Konkret bedeutet dies im Jahr 2022 eine Preissteigerung bei aktuellen 10ml Fertigliquids von 1,60 € und bei einem Litergebinde nikotinfreier Liquidbasis von 160,00 €. Natürlich zuzüglich Mehrwertsteuer.
Bis 2026 werden diese Beträge dann auf 3,20 € beim fertigen Liquid und 320,00 € bei einem Litergebinde steigen - wie erwähnt zzgl. MwSt.
Dasselbe gilt bei Nikotinshots und Aromen welche zur Verwendung in der e-Zigarette bestimmt sind.
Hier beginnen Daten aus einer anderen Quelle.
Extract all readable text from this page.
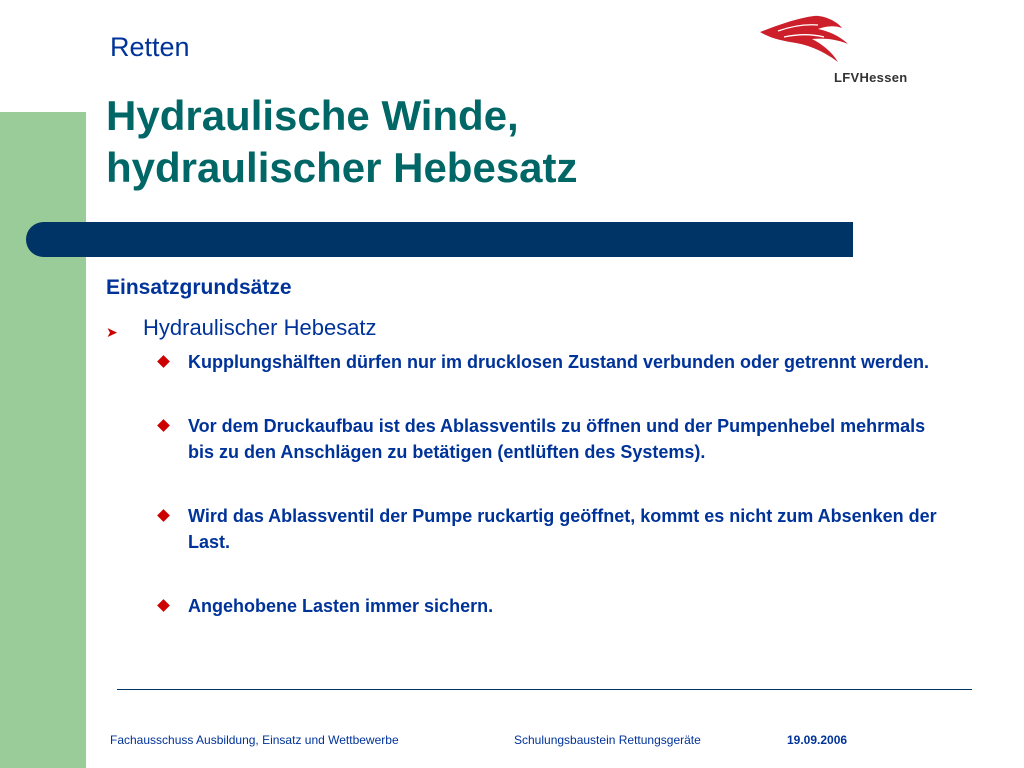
Retten
Hydraulische Winde,
hydraulischer Hebesatz
LFVHessen
Einsatzgrundsätze
➤ Hydraulischer Hebesatz
Kupplungshälften dürfen nur im drucklosen Zustand verbunden oder getrennt werden.
Vor dem Druckaufbau ist des Ablassventils zu öffnen und der Pumpenhebel mehrmals bis zu den Anschlägen zu betätigen (entlüften des Systems).
Wird das Ablassventil der Pumpe ruckartig geöffnet, kommt es nicht zum Absenken der Last.
Angehobene Lasten immer sichern.
Fachausschuss Ausbildung, Einsatz und Wettbewerbe	Schulungsbaustein Rettungsgeräte	19.09.2006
Nach internen Recherchen ist derzeit nicht vorhersehbar inwiefern der Markt in den kommenden Jahren eine Änderung erfahren wird. Sicher ist, dass es eine Übergangsfrist geben wird. Händler werden voraussichtlich im kommenden Jahr bis Ende Juni ein ordentliches Lager anlegen an unversteuerten Produkten. Diese können dann über den 01.07.2022 hinaus abverkauft werden. Voraussichtlich wird es möglich sein Altbestände bis Februar 2023 zu verkaufen.
Für den Selbstmischer gilt zu beachten, dass der Erwerb von Liquidbestandteilen wie Propylenglykol oder Glyzerin im steuerfreien Handel (z.B. in Apotheken) zwar erlaubt ist, aber die Verwendung in der e-Zigarette eine Straftat darstellt. Im Alltag wird das allerdings kaum zu kontrollieren sein. Ob sich hier gesetzmäßig noch etwas bewegt, gerade nach der Vereidigung des neuen Bundestages, bleibt abzuwarten.
Unser Fazit:
In Anbetracht der Übergangszeit ist anzuraten einen kühlen Kopf zu bewahren. Dampfer-Shops werden voraussichtlich die Übergangsfrist nutzen um ihre Kunden so gut wie möglich zu versorgen. Die Umstellung auf versteuerte Produkte wird dann nach und nach schleichend in der Übergangsphase erfolgen.